Kaufmann Verlag in Lahr feierte großes Jubiläum

„200 Jahre – schon mal ein guter Anfang!“

11. Juni 2016
von Börsenblatt
Der Kaufmann Verlag in Lahr feierte am Freitag sein 200-jähriges Bestehen. Einen guten Grund für die Familie, sich bei der Gelegenheit selbst auf die Schulter zu klopfen, würde solch ein Firmenalter ja bieten. Aber so ticken die Kaufmanns nicht.

Zwar hatte Festredner Jürgen Kaube am Ende eines Gottesdienstes in der Stiftskirche Lahr der Familie noch vorgeschlagen: „Sie alle können – sofern das protestantisch erlaubt ist – aufeinander sehr stolz sein.“

 Damit schien der Herausgeber der Frankfurter Allgemeinen Zeitung jedoch bei Joachim Kaufmann, dem Mehrheitsgesellschafter des Verlags in sechster Generation, nicht recht durchzudringen.
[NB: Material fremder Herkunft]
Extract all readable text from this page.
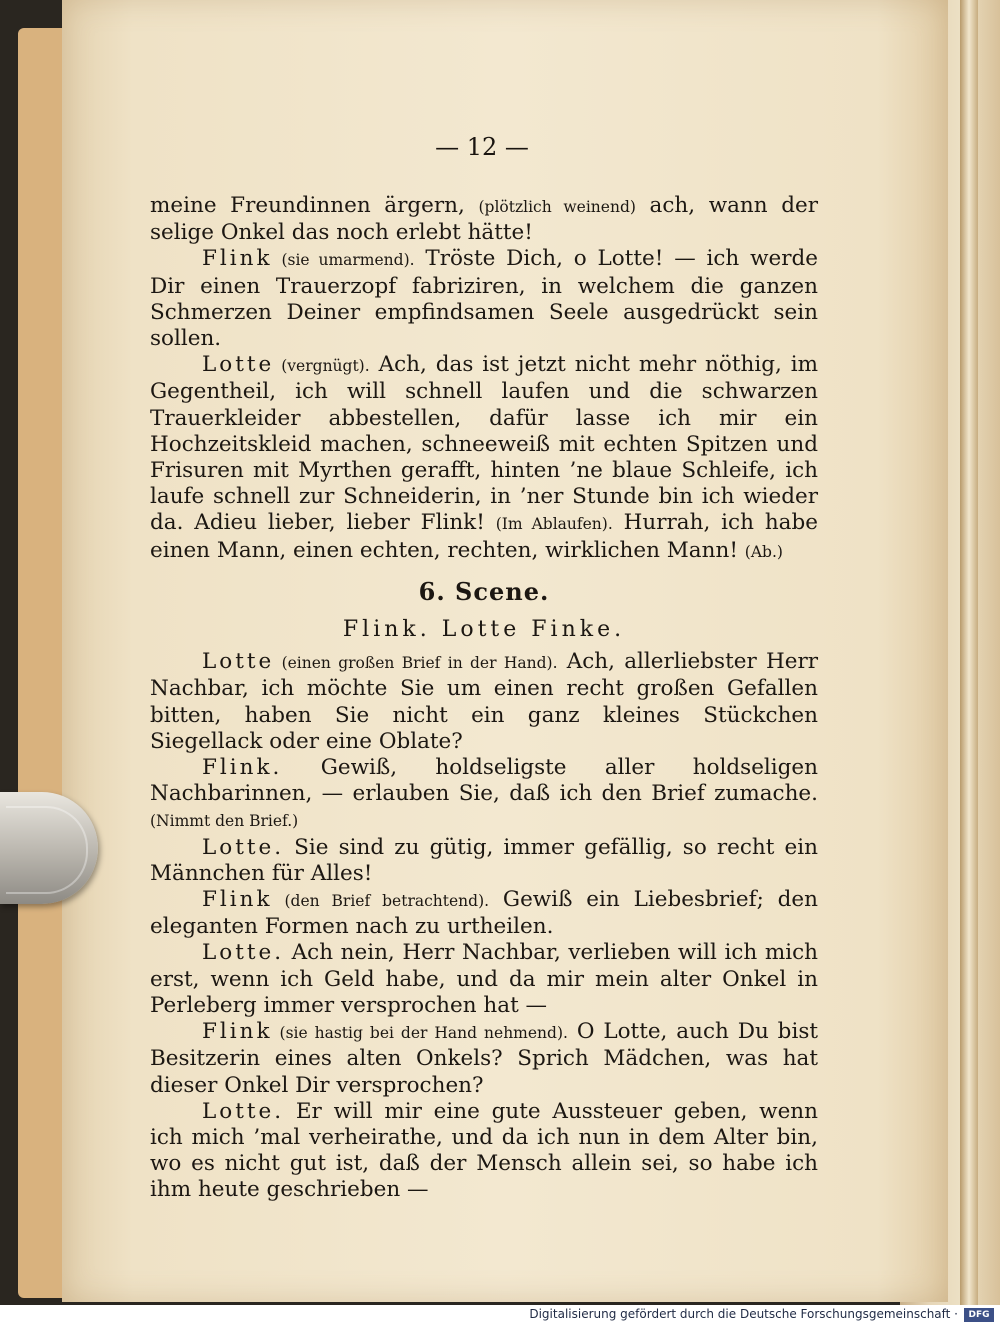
— 12 —

meine Freundinnen ärgern, (plötzlich weinend) ach, wann der selige Onkel das noch erlebt hätte!

Flink (sie umarmend). Tröste Dich, o Lotte! — ich werde Dir einen Trauerzopf fabriziren, in welchem die ganzen Schmerzen Deiner empfindsamen Seele ausgedrückt sein sollen.

Lotte (vergnügt). Ach, das ist jetzt nicht mehr nöthig, im Gegentheil, ich will schnell laufen und die schwarzen Trauerkleider abbestellen, dafür lasse ich mir ein Hochzeitskleid machen, schneeweiß mit echten Spitzen und Frisuren mit Myrthen gerafft, hinten ’ne blaue Schleife, ich laufe schnell zur Schneiderin, in ’ner Stunde bin ich wieder da. Adieu lieber, lieber Flink! (Im Ablaufen). Hurrah, ich habe einen Mann, einen echten, rechten, wirklichen Mann! (Ab.)

6. Scene.

Flink. Lotte Finke.

Lotte (einen großen Brief in der Hand). Ach, allerliebster Herr Nachbar, ich möchte Sie um einen recht großen Gefallen bitten, haben Sie nicht ein ganz kleines Stückchen Siegellack oder eine Oblate?

Flink. Gewiß, holdseligste aller holdseligen Nachbarinnen, — erlauben Sie, daß ich den Brief zumache. (Nimmt den Brief.)

Lotte. Sie sind zu gütig, immer gefällig, so recht ein Männchen für Alles!

Flink (den Brief betrachtend). Gewiß ein Liebesbrief; den eleganten Formen nach zu urtheilen.

Lotte. Ach nein, Herr Nachbar, verlieben will ich mich erst, wenn ich Geld habe, und da mir mein alter Onkel in Perleberg immer versprochen hat —

Flink (sie hastig bei der Hand nehmend). O Lotte, auch Du bist Besitzerin eines alten Onkels? Sprich Mädchen, was hat dieser Onkel Dir versprochen?

Lotte. Er will mir eine gute Aussteuer geben, wenn ich mich ’mal verheirathe, und da ich nun in dem Alter bin, wo es nicht gut ist, daß der Mensch allein sei, so habe ich ihm heute geschrieben —

Digitalisierung gefördert durch die Deutsche Forschungsgemeinschaft ·	DFG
Kaufmanns knappe Geburtstagsdiagnose lautete vielmehr: „200 Jahre – schon mal ein guter Anfang!“

Joachim, der in der Nachfolge seines Vaters Heinz Kaufmann heute die Geschicke im Unternehmen als Vorsitzender des Aufsichtsrats begleitet, brachte das, was aus seiner Sicht den Verlag über höchst wechselhafte Zeiten zukunftsfähig gehalten hat, auf zwei Begriffe: „Mut und Wandlungsfähigkeit“. Das seien für ihn die Konstanten einer langen Firmengeschichte, „in der der Kaufmann Verlag sich immer wieder neu erfinden musste“. Da man diese beiden Tugenden nun schon 200 Jahre geübt habe, spreche einiges dafür, dass in 50 weiteren Jahren dann ein Vertreter der nächsten Generation die Festgesellschaft mit dem Satz begrüßen könne: 250 Jahre – schon mal ein guter Anfang!“

Bei allem Zurück- und Nach-vorne-Schauen kam dennoch die Gegenwart nicht zu kurz. Es wurde, ebenfalls dank familiärer Kompetenz, exzellent musiziert. Zwei Töchter des Verlagsseniors Heinz Kaufmann sind Musikerinnen und brachten gemeinsam mit einigen Berufskollegen Händel, Mozart, Grieg und Schubert (dessen Streichtrio natürlich 1816 – wann sonst! – komponiert wurde) zu Gehör.

Ein Buchhändler aus Tübingen, der mit seinem eigenen Familienunternehmen Osiander genau eine Woche zuvor gar 420-jähriges Bestehen feiern konnte, riet in seinem Grußwort den Lahrern zu einer weiterhin optimistischen Grundhaltung: „Bücher verbinden, bringen Menschen ins Gespräch, beflügeln die Fantasie“, sagte Börsenvereinsvorsteher Heinrich Riethmüller. Das sei und bleibe die Basis einer erfolgreichen Buchbranche. Der Absatz von Büchern in gedruckter Form erweise sich, allen Unkenrufen zum Trotz, nach wie vor als stabil.

Klaus-Christoph Scheffels, gemeinsam mit Thomas Schneble geschäftsführender Gesellschafter des Kaufmann Verlags, hieß am Nachmittag die Gäste im direkt gegenüber der Stiftskirche gelegenen Verlagshaus willkommen. Man hatte das Handlager – „den Bauch unseres Verlages“ – freigeräumt und ebenso liebevoll wie gekonnt zu einem Ausstellungsraum der eigenen Firmenhistorie umgestaltet. Auch die Büros standen allen offen. Mit den Worten: „Unsere Mitarbeiterinnen und Mitarbeiter haben aufgeräumt, in Teilen sogar Staub gewischt“, lud Scheffels zum Nähertreten ein.

Christlich begründete Dankbarkeit dafür, dass über zwei Jahrhunderte doch vieles unternehmerisch geglückt ist, prägte die Feier dieses heute nicht mehr ausschließlich, aber nach wie vor auch für seine religiöse Produktion geschätzten Verlags in zahlreichen Momenten. Die Dankbarkeit erklärt sich zumal dem, der auf das Gründungsjahr des Hauses zurückschaut: ausgerechnet 1816 – das „Jahr ohne Sommer“, in dem nach einem gewaltigen Ausbruch des indonesischen Vulkans Tambora im Vorjahr Kälte, Missernten und Hungersnot über die Menschen in weiten Teilen Europas kamen. Der Himmel blieb damals lange verdunkelt. Firmengründer Ernst Kaufmann hat sich in jenem Jahr vom Himmel aber nicht abhalten lassen, sein Unternehmen zu starten. Gestern schien schönste Juni-Sonne über Lahr.